CALGARY, Canada — Since Brent Rushlaw was trying to come from 20th place, and Matt Roy from 24th, it seemed logical that neither would crack the top 10 here Monday in the two final heats of the two-man bobsled competition.
And for once, in this obstreperous sport, logic prevailed.
Roy and brakeman Jim Herberich, despite a strong last run, could climb only as high as 16th.
Still, that was better than Rushlaw and Mike Aljoe did. Rushlaw came up with a sore back after a third run that did nothing to improve his position and skipped the fourth. He said he didn't want to take a chance on straining it further and possibly missing the four-man races this weekend.
Meanwhile, Ianis Kipours of the Soviet Union held off a strong comeback from third place by Wolfgang Hoppe, East Germany's defending Olympic champion, and won the gold medal. Both of Hoppe's last two runs were faster than Kipours', but the Soviet sledder made no major mistakes and lost only a 10th of a second to Hoppe, winning by 7/10ths.
The second East German sled, driven by Bernhard Lehman, silver medalist four years ago, finished third.
Monday's racing was scheduled for Sunday, but blowing sand brought Sunday's competition to a grinding halt. Similar poor conditions in Saturday's first two heats had the Americans in their impossible positions, since they raced late in the second round, when track conditions were the worst.
Roy was still disappointed about that Monday, when continuing high winds in the morning delayed the start for four hours.
"I don't think it was completely fair, but it was as fair as it could be," he said. "You got to expect the weather to change between heats, and I think the FIBT (the international bobsled federation) has a good way of running the draw."
Still, he said, losing Sunday's third run, which moved his sled into ninth place, was hard to take.
"It was tough to go from 24th to 9th and back to 24th all in the same day," he said. "The delay today was a little unsettling, too."
Actually, there were two delays. When it was too windy to start at 10 a.m., it was announced that the races would be postponed until 1 p.m. But at 1, track workers were still scraping and cleaning the track and nothing happened until nearly 2.
"I got myself all prepared to go and we ended up going about 45 minutes later than I thought we would," Roy said. "That was tough but it's part of the competition. You deal with it."
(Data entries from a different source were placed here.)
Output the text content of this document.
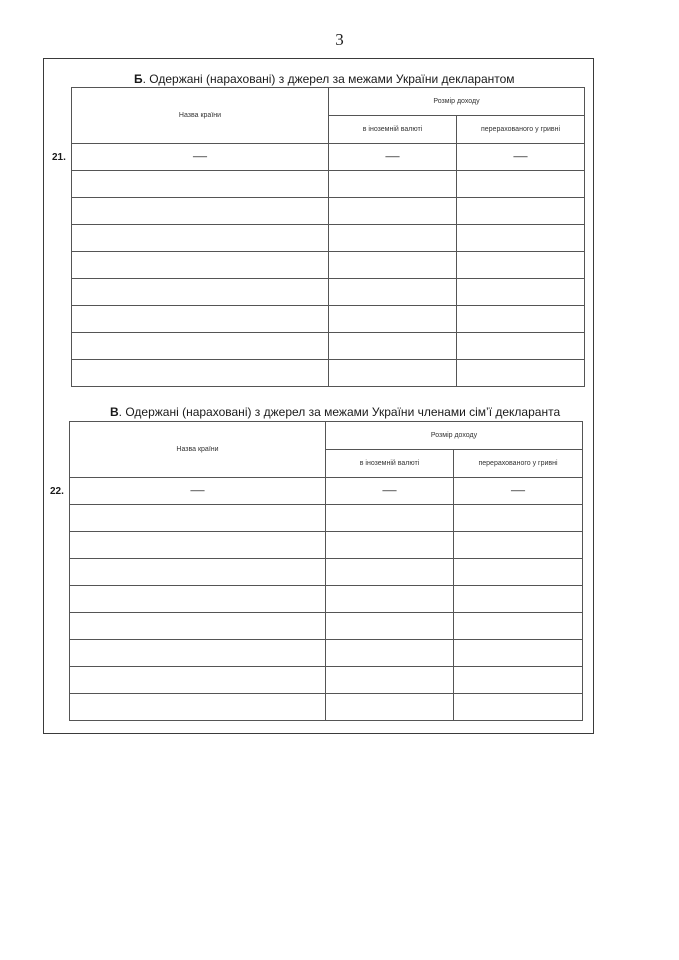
3
Б. Одержані (нараховані) з джерел за межами України декларантом
21.
Назва країни	Розмір доходу	
	в іноземній валюті	перерахованого у гривні
—	—	—

В. Одержані (нараховані) з джерел за межами України членами сім’ї декларанта
22.
Назва країни	Розмір доходу	
	в іноземній валюті	перерахованого у гривні
—	—	—
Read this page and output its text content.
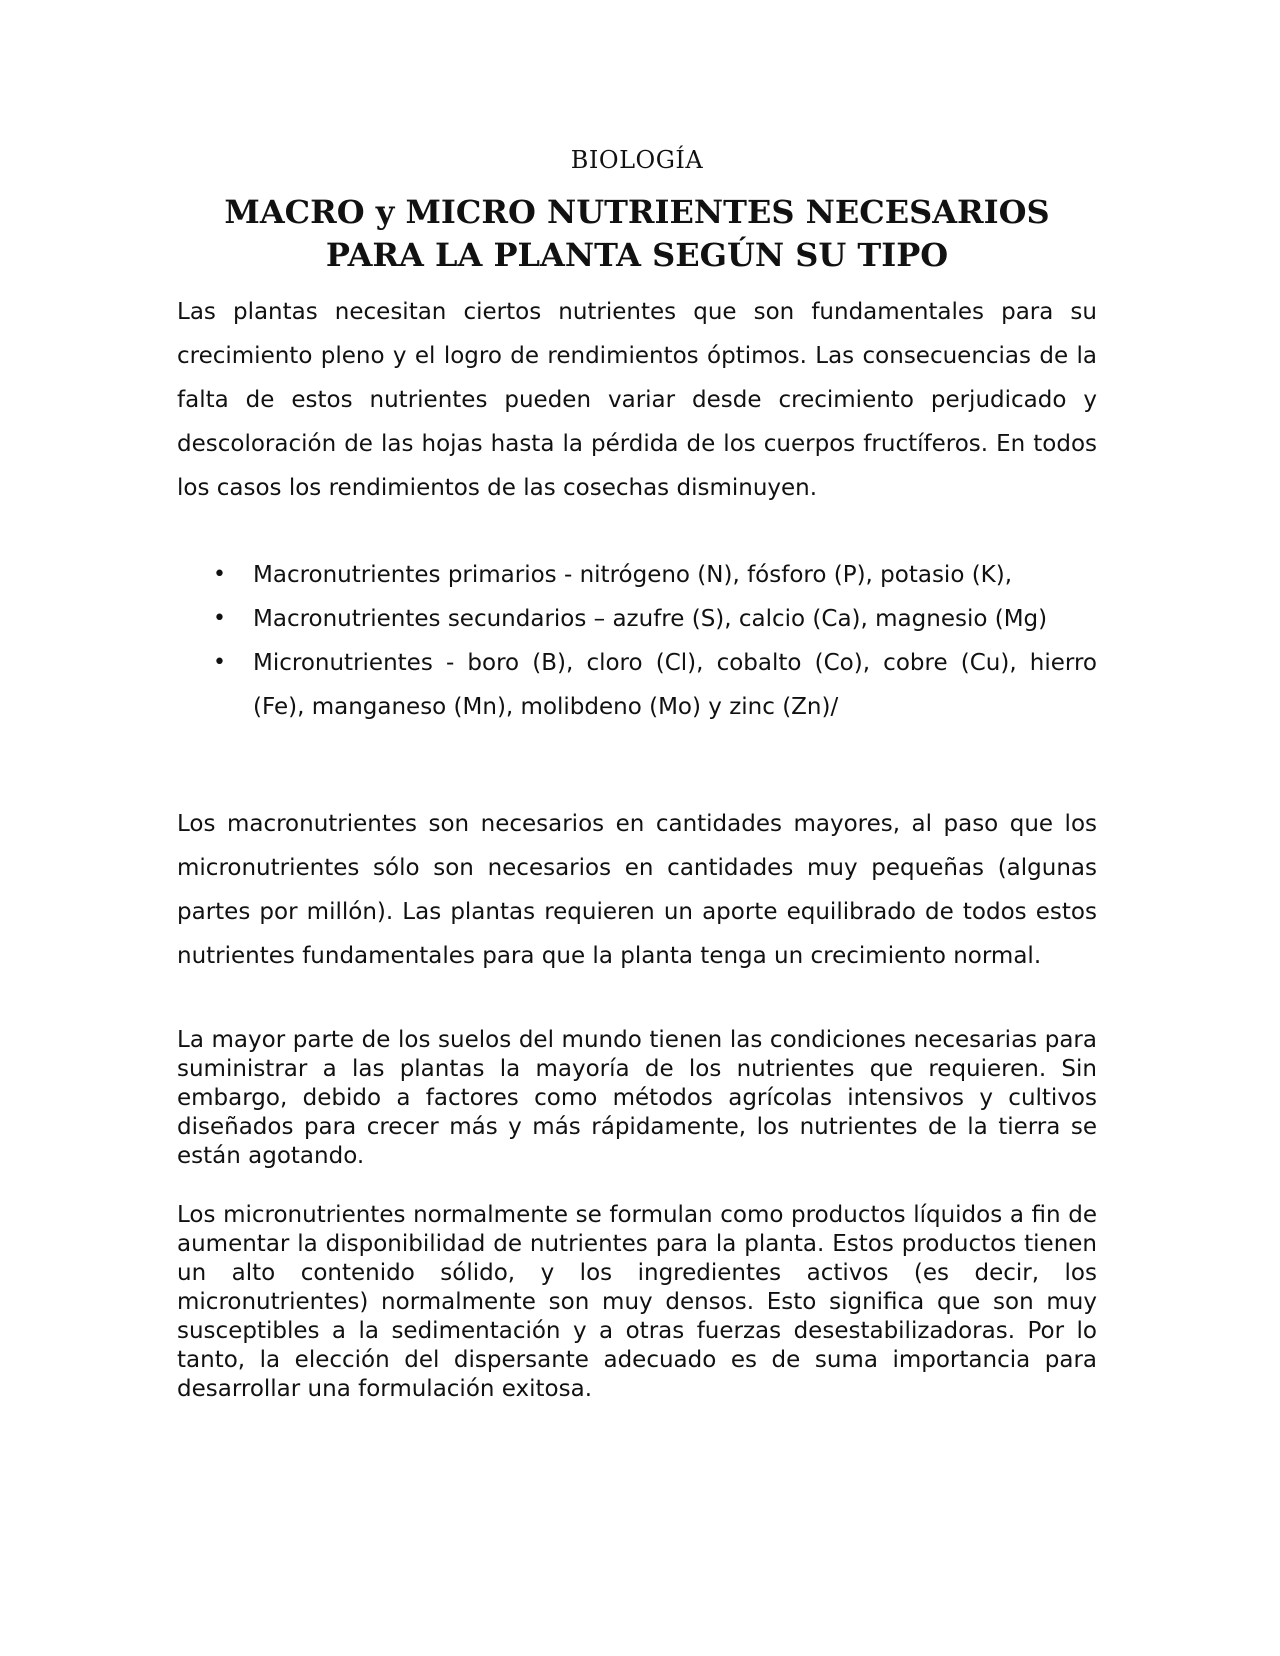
BIOLOGÍA
MACRO y MICRO NUTRIENTES NECESARIOS
PARA LA PLANTA SEGÚN SU TIPO

Las plantas necesitan ciertos nutrientes que son fundamentales para su crecimiento pleno y el logro de rendimientos óptimos. Las consecuencias de la falta de estos nutrientes pueden variar desde crecimiento perjudicado y descoloración de las hojas hasta la pérdida de los cuerpos fructíferos. En todos los casos los rendimientos de las cosechas disminuyen.

• Macronutrientes primarios - nitrógeno (N), fósforo (P), potasio (K),
• Macronutrientes secundarios – azufre (S), calcio (Ca), magnesio (Mg)
• Micronutrientes - boro (B), cloro (Cl), cobalto (Co), cobre (Cu), hierro (Fe), manganeso (Mn), molibdeno (Mo) y zinc (Zn)/

Los macronutrientes son necesarios en cantidades mayores, al paso que los micronutrientes sólo son necesarios en cantidades muy pequeñas (algunas partes por millón). Las plantas requieren un aporte equilibrado de todos estos nutrientes fundamentales para que la planta tenga un crecimiento normal.

La mayor parte de los suelos del mundo tienen las condiciones necesarias para suministrar a las plantas la mayoría de los nutrientes que requieren. Sin embargo, debido a factores como métodos agrícolas intensivos y cultivos diseñados para crecer más y más rápidamente, los nutrientes de la tierra se están agotando.

Los micronutrientes normalmente se formulan como productos líquidos a fin de aumentar la disponibilidad de nutrientes para la planta. Estos productos tienen un alto contenido sólido, y los ingredientes activos (es decir, los micronutrientes) normalmente son muy densos. Esto significa que son muy susceptibles a la sedimentación y a otras fuerzas desestabilizadoras. Por lo tanto, la elección del dispersante adecuado es de suma importancia para desarrollar una formulación exitosa.
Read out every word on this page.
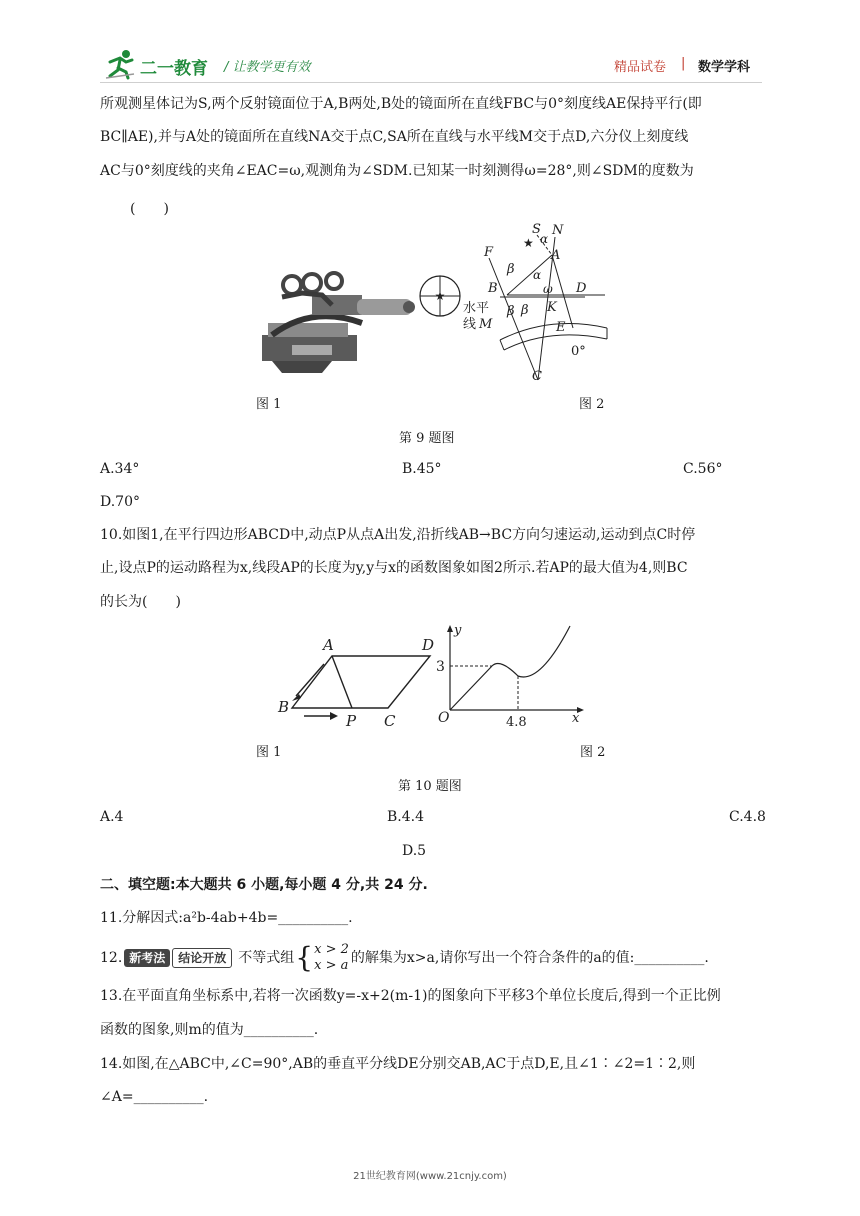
二一教育 / 让教学更有效	精品试卷 | 数学学科
所观测星体记为S,两个反射镜面位于A,B两处,B处的镜面所在直线FBC与0°刻度线AE保持平行(即
BC∥AE),并与A处的镜面所在直线NA交于点C,SA所在直线与水平线M交于点D,六分仪上刻度线
AC与0°刻度线的夹角∠EAC=ω,观测角为∠SDM.已知某一时刻测得ω=28°,则∠SDM的度数为
(　　)
★
★
S
α
N
F	A
β α
B	ω D
K
水平
线 M
β β
E
0°
C
图 1	图 2
第 9 题图
A.34°	B.45°	C.56°
D.70°
10.如图1,在平行四边形ABCD中,动点P从点A出发,沿折线AB→BC方向匀速运动,运动到点C时停
止,设点P的运动路程为x,线段AP的长度为y,y与x的函数图象如图2所示.若AP的最大值为4,则BC
的长为(　　)
A	D
B
P C
y
3
O	x
4.8
图 1	图 2
第 10 题图
A.4	B.4.4	C.4.8
D.5
二、填空题:本大题共 6 小题,每小题 4 分,共 24 分.
11.分解因式:a²b-4ab+4b=__________.
12. 新考法	结论开放 不等式组 { x > 2
x > a 的解集为x>a,请你写出一个符合条件的a的值:__________.
13.在平面直角坐标系中,若将一次函数y=-x+2(m-1)的图象向下平移3个单位长度后,得到一个正比例
函数的图象,则m的值为__________.
14.如图,在△ABC中,∠C=90°,AB的垂直平分线DE分别交AB,AC于点D,E,且∠1∶∠2=1∶2,则
∠A=__________.
21世纪教育网(www.21cnjy.com)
But on the whole, Roy said, the experience was well worthwhile.
"It's nice to have competed in my first Olympics," he said. "It's nice to have that behind you, both for the experience and the nerves."
His Olympics are not over, though, since he will drive in the four-man competition. He isn't expecting great things, though.
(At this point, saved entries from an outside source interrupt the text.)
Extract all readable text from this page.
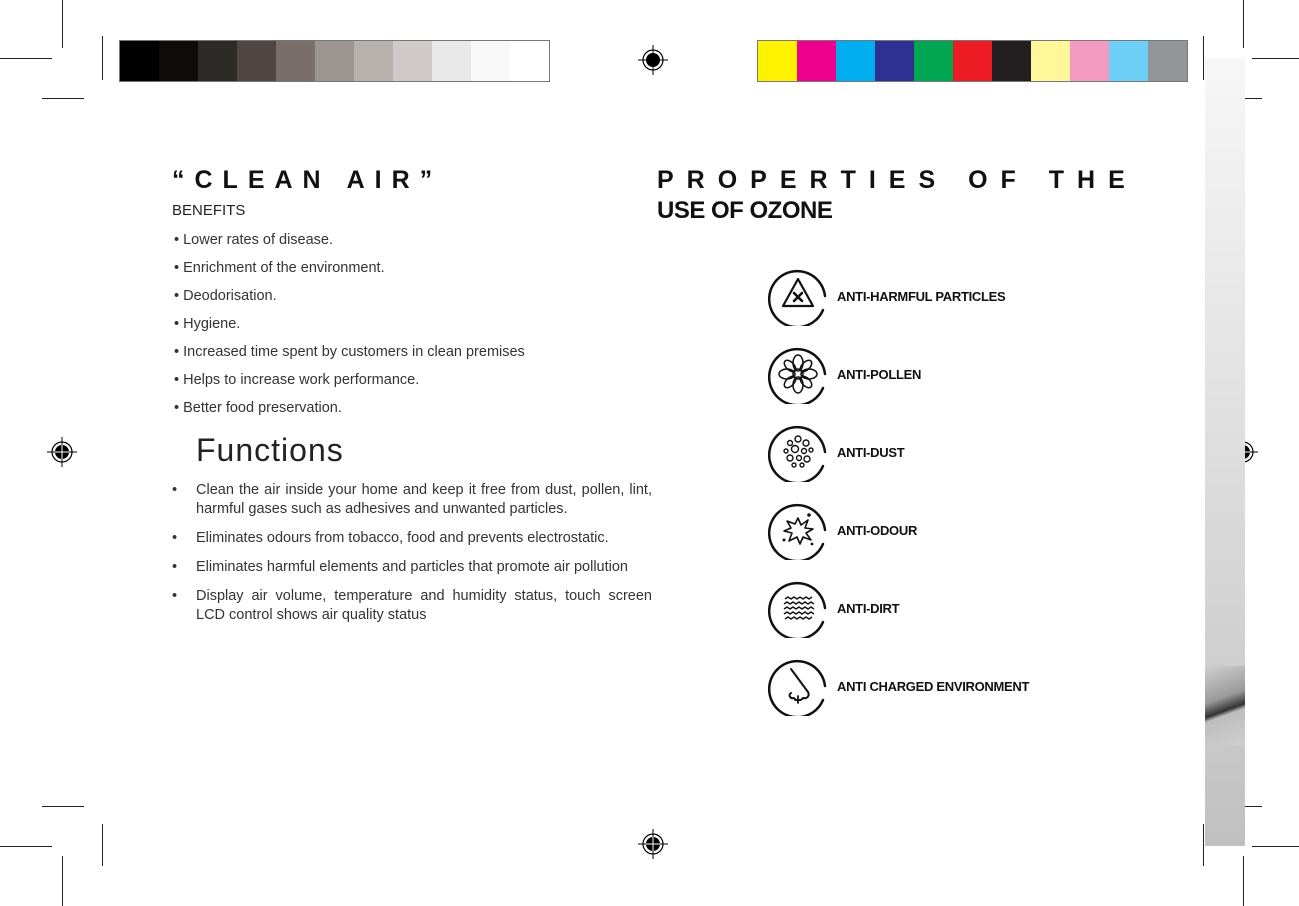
“CLEAN AIR”
BENEFITS
• Lower rates of disease.
• Enrichment of the environment.
• Deodorisation.
• Hygiene.
• Increased time spent by customers in clean premises
• Helps to increase work performance.
• Better food preservation.
Functions
• Clean the air inside your home and keep it free from dust, pollen, lint, harmful gases such as adhesives and unwanted particles.
• Eliminates odours from tobacco, food and prevents electrostatic.
• Eliminates harmful elements and particles that promote air pollution
• Display air volume, temperature and humidity status, touch screen LCD control shows air quality status
PROPERTIES OF THE
USE OF OZONE
ANTI-HARMFUL PARTICLES
ANTI-POLLEN
ANTI-DUST
ANTI-ODOUR
ANTI-DIRT
ANTI CHARGED ENVIRONMENT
"I don't know if our team is too beat up from selection races all along to have a decent push or not," he said. "We've got a comparable sled to most of the competition but we haven't got anything fantastic. I guess I'll go back to saying I hope we make the top 10.
"Everything being equal, I don't think we've got much of a shot (at a medal). I don't think we are driving as well as Hoppe or Hilte (Swiss driver Hans Hiltebrand), our sleds certainly aren't as good as the East Germans', the Soviets' or the Swiss', and our pushes aren't there."
Whatever else happens this week, Roy said, football player Willie Gault will not be welcome on his four-man sled, or on Rushlaw's.
Asked if the teams were set, he said: "I really hope so. I think Brent and I will raise a big stink if they aren't. After beating ourselves up in five selection races in Innsbruck (Austria) over three weeks, if we have another selection race and spend 20 hours getting the sled ready, and beat our bodies up more for that, I think the American performance will go down."
Gault has been a controversial U.S. team member all month. He joined the other sliders in January, after his season with the Chicago Bears was over, and was included on the team at the expense of another slider, who took exception to that and threatened to sue and was later reinstated.
Then Saturday, Gault rode as the brakeman on forerunner Randy Will's sled and afterward, even though forerunners' times are not kept, proclaimed it the fastest U.S. run of the day, saying that he and Will should have been on one of the American sleds in the competition.
He also said that Roy and Herberich were the instigators of bad feeling toward him on the U.S. team.
"I think he's got no leg to stand on," Roy said. "He had a race-off with Brent--he was given a chance--and came in third out of three. I think the clock says it all."